Welcome back. Last week I shared with you a very special piece-Drunk Driving. In the process of creating the piece I found and borrowed heavily from the techniques of Marshal Arisman. I loved and still love the emotional content that his work captures. But I was also attracted to and inspired by the way he talked (and still does) about illustration. I love his parables and tales that mix art with magic.
A few months after I finished Drunk Driving, The Center for Creative Studies was in the process of becoming the College of Creative Studies. Each department was going through different accreditation processes. To help the illustration department in this transition, who should they bring in? None other than Mr. Arisman, head of the School of Visual Arts’ MFA Illustration program. And even though Mr. Arisman was there to help with accreditation, the illustration department managed to put together a demonstration of his technique on monoprints.
The demonstration was held over in the Fine Arts department. They had nice print making room; one that I had become familiar with while taking a 1 credit class to fill out some of my transfer requirements. It was a place that I would escape back to every now and then. I found the solace in the process of print making. So, I can tell you that I was pretty excited to be in there watching Mr. Arisman work while sitting around with thirty or so of my fellow classmates and instructors.
I do not remember the topic of his print. Nor do I remember any special trick or tip that he used. But I remember parts of his stories. He talked about growing up in a gypsy town in Upstate New York. He claimed he could see auras. He told a tale of an African tribe that made masks. He talked about a summer where his energy was out of alignment and how it caused him to combust his paint rags. He put on a slide show later that night where he told some different tales of art and magic and where he played his saxophone-his proven technique of aligning his energy.
That semester I was taking Editorial Illustration with Cathy Gendron. About the same time that Mr. Arisman visited CCS Cathy had hit us with the assignment of creating a cover for Allen Ginsberg’s Howl. Even back in school, I found myself to be a literal illustrator. I liked drawing scenes or David Grove inspired montages from my subject matter. I could not find that in the Howl. The imagery is there but it comes so hard and fast. It’s dark. It’s gritty. It hits you upside the head. And it keeps coming!

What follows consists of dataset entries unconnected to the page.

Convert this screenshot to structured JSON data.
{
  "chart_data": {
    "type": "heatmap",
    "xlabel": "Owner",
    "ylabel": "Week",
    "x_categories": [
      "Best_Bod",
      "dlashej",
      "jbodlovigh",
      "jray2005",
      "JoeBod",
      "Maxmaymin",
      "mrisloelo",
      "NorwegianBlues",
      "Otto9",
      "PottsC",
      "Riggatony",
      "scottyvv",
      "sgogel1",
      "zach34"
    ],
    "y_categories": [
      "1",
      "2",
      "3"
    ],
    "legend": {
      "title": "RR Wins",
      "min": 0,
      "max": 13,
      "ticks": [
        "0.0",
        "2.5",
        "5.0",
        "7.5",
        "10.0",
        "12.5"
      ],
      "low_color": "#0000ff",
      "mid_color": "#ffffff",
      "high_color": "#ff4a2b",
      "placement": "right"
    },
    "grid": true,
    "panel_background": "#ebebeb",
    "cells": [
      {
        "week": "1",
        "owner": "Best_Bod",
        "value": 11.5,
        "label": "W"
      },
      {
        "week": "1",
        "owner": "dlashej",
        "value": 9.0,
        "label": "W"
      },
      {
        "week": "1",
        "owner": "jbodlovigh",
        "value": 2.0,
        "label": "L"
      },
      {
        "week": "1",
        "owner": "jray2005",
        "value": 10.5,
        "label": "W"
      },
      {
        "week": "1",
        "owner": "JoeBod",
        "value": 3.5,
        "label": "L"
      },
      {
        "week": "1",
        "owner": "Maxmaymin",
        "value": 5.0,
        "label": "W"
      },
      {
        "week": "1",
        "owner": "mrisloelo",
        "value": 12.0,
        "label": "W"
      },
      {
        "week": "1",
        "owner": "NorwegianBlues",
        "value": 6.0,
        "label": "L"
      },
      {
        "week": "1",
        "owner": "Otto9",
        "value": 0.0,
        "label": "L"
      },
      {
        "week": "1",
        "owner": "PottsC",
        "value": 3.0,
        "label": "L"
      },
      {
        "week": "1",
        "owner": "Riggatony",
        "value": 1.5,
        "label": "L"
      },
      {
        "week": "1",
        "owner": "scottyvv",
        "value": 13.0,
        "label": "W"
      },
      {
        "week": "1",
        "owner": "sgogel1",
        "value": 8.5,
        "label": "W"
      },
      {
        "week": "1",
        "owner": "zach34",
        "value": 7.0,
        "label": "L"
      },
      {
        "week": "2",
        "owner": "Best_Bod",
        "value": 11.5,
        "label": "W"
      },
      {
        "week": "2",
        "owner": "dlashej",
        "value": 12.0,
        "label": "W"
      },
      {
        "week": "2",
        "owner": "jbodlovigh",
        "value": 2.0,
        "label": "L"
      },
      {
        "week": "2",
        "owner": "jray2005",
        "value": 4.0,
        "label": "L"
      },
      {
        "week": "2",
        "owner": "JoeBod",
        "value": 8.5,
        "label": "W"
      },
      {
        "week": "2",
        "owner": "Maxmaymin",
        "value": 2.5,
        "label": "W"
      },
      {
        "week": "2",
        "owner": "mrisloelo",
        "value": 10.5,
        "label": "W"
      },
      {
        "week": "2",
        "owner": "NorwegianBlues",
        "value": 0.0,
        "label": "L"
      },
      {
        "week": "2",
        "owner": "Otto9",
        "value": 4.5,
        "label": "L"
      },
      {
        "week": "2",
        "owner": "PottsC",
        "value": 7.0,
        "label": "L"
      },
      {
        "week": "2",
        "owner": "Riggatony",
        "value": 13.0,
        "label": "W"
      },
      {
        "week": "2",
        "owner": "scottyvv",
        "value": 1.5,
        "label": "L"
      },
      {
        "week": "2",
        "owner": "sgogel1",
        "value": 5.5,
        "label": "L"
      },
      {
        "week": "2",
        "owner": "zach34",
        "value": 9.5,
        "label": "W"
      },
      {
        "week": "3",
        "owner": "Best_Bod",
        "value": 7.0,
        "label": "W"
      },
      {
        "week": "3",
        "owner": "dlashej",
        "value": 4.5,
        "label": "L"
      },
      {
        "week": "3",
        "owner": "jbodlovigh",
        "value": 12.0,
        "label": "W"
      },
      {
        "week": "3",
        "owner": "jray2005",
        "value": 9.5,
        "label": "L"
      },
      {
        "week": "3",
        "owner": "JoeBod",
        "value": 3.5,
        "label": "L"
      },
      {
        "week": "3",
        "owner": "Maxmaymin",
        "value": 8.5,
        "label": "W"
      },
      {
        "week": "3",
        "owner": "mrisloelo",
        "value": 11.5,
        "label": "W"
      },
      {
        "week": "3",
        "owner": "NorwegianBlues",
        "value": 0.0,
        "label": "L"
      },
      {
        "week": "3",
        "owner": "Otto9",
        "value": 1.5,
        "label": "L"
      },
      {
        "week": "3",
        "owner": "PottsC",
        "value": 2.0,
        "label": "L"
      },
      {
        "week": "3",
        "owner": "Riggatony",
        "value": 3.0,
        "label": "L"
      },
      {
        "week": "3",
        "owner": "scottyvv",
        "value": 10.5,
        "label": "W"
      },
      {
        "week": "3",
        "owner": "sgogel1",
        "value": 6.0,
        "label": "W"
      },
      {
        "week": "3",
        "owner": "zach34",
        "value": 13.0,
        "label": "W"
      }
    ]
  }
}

The Howl is a poem with hundreds of lines of allusions, any of which could be the description for a singular and powerful illustration. But one line is not the sum of the whole. As a literal illustrator I was forced to look beyond the allusions. I had to dig through the dark and gritty to find the fabric of the piece. I had to read through the raw emotions of one man challenging the popular perceptions of his culture. In the end I found the rhythm and energy of the poem. And that is what I decided to illustrate.
As a literal illustrator I knew I couldn’t pull this piece off. So I turned back to the techniques of the one illustrator that I knew could handle these kinds of emotions-Mr. Arisman. Having just gone through his monoprint workshop and being frustrated with and assignment that was so outside of my own artistic comfort zone, I felt it was a great excuse to return to the print making room. In the course of a night I made 4 plates, 5 prints (as I ghosted the piece below). I approached the work much like I did Drunk Driving; by using my fingers, rags, and Q-tips. I physically pounded the energy into my work.
I have encountered Mr. Arisman twice since his visit to CCS, once by design and once by coincidence. In 2004, my wife and I were in a long distance relationship. I was living in Michigan and she was in San Francisco. We had decided that in order for our relationship to grow we needed to move in with each other. The topic of location was discussed and debated over the summer. Eventually New York was chosen for various reasons. Among those was the opportunity for me to go to Grad School. I headed out to New York in October of 04. Within two weeks of being in the city I had scheduled a tour of Mr. Arisman’s MFA program at SVA. That was my first time meeting him since Detroit.
I did not go to the SVA. I never even applied. I ended up in the inaugural class of FIT’s MA in Illustration program. Just a week before our Senior Show, after our classes were out, I had to run some of my work down to FIT’s museum. As I left the school, out of the crowd of Mid-Town, who should I run into but one Marshal Arisman.